The first shall not last: early color shows tree stress
Seems like competitiveness is part of our DNA in the United States. The world’s biggest economy, the first nation to land a person on the moon, that kind of thing. And this attitude may be magnified for New Yorkers—after all, we live in the Empire State, which has been first in lots of areas, including the tallest building in the world in its time.
But it does not always pay to be first. No prize awaits the fastest car that passes a radar patrol, or the first person to come down with the flu at the office. And for trees, the first ones to turn color in autumn are not envied by their peers. If trees experience envy, which no one knows. The first trees to show orange and red and drop their leaves are telling us to get quotes from a tree-removal company, because they are not going to last.
The reason that some trees turn color ahead of their compatriots has to do with their balance sheets. Trees are meticulous accountants, and tend to be good savers that never live beyond their means. When it’s no longer profitable to operate, they start closing down for the season.
Each spring, deciduous trees take money out of the bank—starches out of trunk and root tissues—and invest in a huge solar-powered sugar factory, known as leaves. After paying for its annual complement of leaves, a tree’s costs for the season are nighttime respiration, in addition to as-needed maintenance such as chemical responses to insect feeding, pathogen incursion, or injury. Its income is the form of sugars it makes from water, carbon dioxide and sunlight via photosynthesis.
As summer wanes, the longer nights drive up costs (respiration), while the shorter days bring down income. Eventually, a tree reaches a point where it only breaks even, and it closes shop for the season. However, trees that are under stress for one reason or another have a hard time procuring the raw materials for their business. If nutrients are missing, if roots are burned by salt, physically damaged or find it hard to breathe properly due to soil compaction, or if uptake and transport of water is reduced, that makes their sugar factory inefficient. They cannot earn as much, and are less profitable overall.

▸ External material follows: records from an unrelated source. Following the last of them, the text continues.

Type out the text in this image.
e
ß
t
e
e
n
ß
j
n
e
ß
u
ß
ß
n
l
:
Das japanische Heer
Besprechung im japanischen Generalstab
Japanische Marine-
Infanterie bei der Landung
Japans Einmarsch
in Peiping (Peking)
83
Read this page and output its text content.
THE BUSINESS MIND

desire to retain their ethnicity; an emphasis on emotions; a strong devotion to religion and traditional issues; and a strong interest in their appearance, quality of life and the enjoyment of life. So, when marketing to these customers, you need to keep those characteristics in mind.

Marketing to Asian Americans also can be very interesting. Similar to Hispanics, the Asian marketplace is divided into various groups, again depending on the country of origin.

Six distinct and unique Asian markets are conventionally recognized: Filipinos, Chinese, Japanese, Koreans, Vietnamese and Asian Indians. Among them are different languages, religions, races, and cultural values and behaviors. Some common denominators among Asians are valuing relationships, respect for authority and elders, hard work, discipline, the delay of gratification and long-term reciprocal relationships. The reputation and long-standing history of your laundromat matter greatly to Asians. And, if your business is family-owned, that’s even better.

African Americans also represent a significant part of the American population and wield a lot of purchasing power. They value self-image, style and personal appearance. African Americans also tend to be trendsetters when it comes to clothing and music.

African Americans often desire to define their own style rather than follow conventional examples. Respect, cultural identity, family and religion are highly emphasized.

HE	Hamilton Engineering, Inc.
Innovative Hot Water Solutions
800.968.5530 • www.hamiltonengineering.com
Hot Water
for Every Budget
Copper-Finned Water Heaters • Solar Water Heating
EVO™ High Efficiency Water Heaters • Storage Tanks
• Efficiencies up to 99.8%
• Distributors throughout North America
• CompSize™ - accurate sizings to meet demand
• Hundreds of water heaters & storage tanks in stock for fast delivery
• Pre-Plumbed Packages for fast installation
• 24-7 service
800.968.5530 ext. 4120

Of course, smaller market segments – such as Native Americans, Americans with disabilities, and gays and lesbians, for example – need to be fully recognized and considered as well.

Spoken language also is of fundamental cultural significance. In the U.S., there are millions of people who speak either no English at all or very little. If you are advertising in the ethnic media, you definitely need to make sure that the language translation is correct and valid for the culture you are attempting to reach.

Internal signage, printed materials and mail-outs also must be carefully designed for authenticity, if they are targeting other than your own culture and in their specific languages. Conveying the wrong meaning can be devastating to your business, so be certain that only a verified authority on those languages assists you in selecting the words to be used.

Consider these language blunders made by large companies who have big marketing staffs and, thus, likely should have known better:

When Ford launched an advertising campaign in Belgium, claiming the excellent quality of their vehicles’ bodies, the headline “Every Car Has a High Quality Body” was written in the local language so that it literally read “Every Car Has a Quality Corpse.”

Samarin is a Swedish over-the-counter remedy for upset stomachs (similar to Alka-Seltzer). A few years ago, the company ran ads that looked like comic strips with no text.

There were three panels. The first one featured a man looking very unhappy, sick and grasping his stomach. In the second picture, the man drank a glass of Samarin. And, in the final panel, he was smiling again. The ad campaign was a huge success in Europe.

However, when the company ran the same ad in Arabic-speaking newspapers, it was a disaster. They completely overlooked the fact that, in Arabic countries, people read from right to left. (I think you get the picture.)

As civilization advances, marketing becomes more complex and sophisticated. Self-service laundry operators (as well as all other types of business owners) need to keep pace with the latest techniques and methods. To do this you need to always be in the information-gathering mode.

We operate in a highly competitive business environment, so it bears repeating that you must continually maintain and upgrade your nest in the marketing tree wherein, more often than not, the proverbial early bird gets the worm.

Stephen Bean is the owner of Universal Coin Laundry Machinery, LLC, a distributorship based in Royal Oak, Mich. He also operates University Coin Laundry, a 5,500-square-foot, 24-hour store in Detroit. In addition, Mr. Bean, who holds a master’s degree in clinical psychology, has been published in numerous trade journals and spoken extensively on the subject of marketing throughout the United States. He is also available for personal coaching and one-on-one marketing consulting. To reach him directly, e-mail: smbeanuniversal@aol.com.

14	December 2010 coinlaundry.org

Yard and street trees, for example, experience high soil temperatures, restricted root zones, intense competition from turfgrass, and other conditions that make it tough to get water. If road salt is deposited in the root area, this exacerbates the problem. Trees with waterfront homes have other challenges: fluctuating water levels tax their root systems, and those soils tend to be nutrient-poor. Such trees will reach the break-even point earlier than healthy trees, and they will close their doors early to avoid losing money, thus triggering color change.
We know that orange (carotenes) and yellow (xanthophylls) colors are already present within the leaves, masked by green chlorophyll. Trees begin to make a waxy compound to block off water and nutrients to their leaves, which is the equivalent to winterizing a camp or boat. It avoids winter damage. as the leaves are thus choked off, chlorophyll dies and yellow and orange are revealed. Red (anthocyanins) is a different story. It is manufactured in the fall by some species, maples in particular, at significant cost. Science has yet to come up with a plausible explanation for this. Probably, enjoying the color show is far more important than figuring out why red happens in fall.
Sometimes you’ll see a bright-colored branch on a mainly green tree, which means business is good overall except for that “branch office.” In these cases, it is a particular major root which is in trouble. It’s not always the root directly below the early-color branch, because vascular systems may spiral.
Whenever you see a tree hanging a “See You Next Year” sign earlier than others, you can be sure it’s facing severe stress and is taking the most prudent action. Our prudent response would be to choose a replacement tree, and plan to remove the early bird. And to remember that first is not always best when we are tempted to cut a queue.
Paul Hetzler is a horticulture and natural resources educator with Cornell Cooperative Extension of St. Lawrence County.